As crazy as it sounds, I fear even trying. I fear trying because I am afraid it won’t work. I fear letting go because then I have lost the control I have learned to know very well, perhaps the part of me that I think has kept me “safe.” When my fiancé and my son went to visit his family in a different state I remember the weight that was lifted off of me the second they drove away. All I could think of was how excited I was to not have to worry about cribs full of vomit, toddler poop, night time wakings, lack of naps, the fear of my son not eating; if for only 4 days. I could go to bed and wake up and not have to worry about a crabby toddler, and not crabby because he was 2, but because might be sick. I wasn’t excited to have them leave because I was exhausted from being a mother, on the contraire actually, I was excited because I wouldn’t have to think about vomiting so much. It wouldn’t be beaten into my brain with all its persistence and force. Don’t get me wrong, I missed them, but it was pleasant finally, for once, for the first time in over a year, not have to worry about getting thrown up on.

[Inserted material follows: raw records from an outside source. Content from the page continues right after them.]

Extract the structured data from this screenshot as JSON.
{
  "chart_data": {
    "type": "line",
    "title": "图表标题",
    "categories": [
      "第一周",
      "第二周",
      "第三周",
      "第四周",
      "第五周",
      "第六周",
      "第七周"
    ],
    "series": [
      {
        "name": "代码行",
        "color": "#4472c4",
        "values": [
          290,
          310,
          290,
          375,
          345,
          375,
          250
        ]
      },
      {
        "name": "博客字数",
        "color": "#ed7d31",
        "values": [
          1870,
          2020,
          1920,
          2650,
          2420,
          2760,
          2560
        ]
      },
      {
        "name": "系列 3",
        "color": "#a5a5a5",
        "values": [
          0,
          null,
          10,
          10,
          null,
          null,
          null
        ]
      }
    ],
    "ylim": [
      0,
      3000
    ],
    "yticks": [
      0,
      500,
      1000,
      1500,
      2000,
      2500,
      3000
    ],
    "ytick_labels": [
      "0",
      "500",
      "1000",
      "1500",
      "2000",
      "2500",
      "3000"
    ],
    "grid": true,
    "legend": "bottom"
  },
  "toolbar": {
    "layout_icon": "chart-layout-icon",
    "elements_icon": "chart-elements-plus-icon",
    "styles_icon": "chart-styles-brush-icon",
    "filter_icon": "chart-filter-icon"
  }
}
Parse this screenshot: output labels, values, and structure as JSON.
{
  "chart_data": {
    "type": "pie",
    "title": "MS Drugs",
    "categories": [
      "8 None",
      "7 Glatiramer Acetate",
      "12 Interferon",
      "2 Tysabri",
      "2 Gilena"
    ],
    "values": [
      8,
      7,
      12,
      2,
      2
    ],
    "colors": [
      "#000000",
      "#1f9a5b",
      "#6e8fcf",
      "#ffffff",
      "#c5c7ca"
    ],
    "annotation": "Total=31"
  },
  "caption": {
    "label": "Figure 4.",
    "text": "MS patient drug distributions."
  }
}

As you can plainly see, this phobia is all consuming. It tears me down and holds me there. It suffocates me. It ruins me. All I want, more than fame, more than money, more than a beautiful house, is for this malfunction to just go away. I want to work properly again. I want to be the Mom whose husband loves her so much for giving herself so wholeheartedly to her children, who is appreciated and loved for who she is. Not the Mom who is seen as an affliction, a disease that just won’t go away, which I know is how I am viewed at the present moment. It punctures me deep within my soul because I know I have nothing left to give. This person, this horrible monster isn’t me. I know me. I have lived with me for a long time before things spun completely out of control. Where is she? When will she come home? When will I be able to go out and enjoy life again? When will life stop looking so grim? I need this, I can’t continue living in this way. Right now, I am nothing more than an empty shell, going through the motions, just to stay above water.

After reading this, you might come to the conclusion that I am depressed and highly anxious, all of which are absolutely true, but I am both of those things because of this phobia. If for even a short time, I found some relief from all of this, I could honestly say that I would never take one more second for granted. Life would truly be rainbows and butterflies because nothing in the entire world could be worse than this.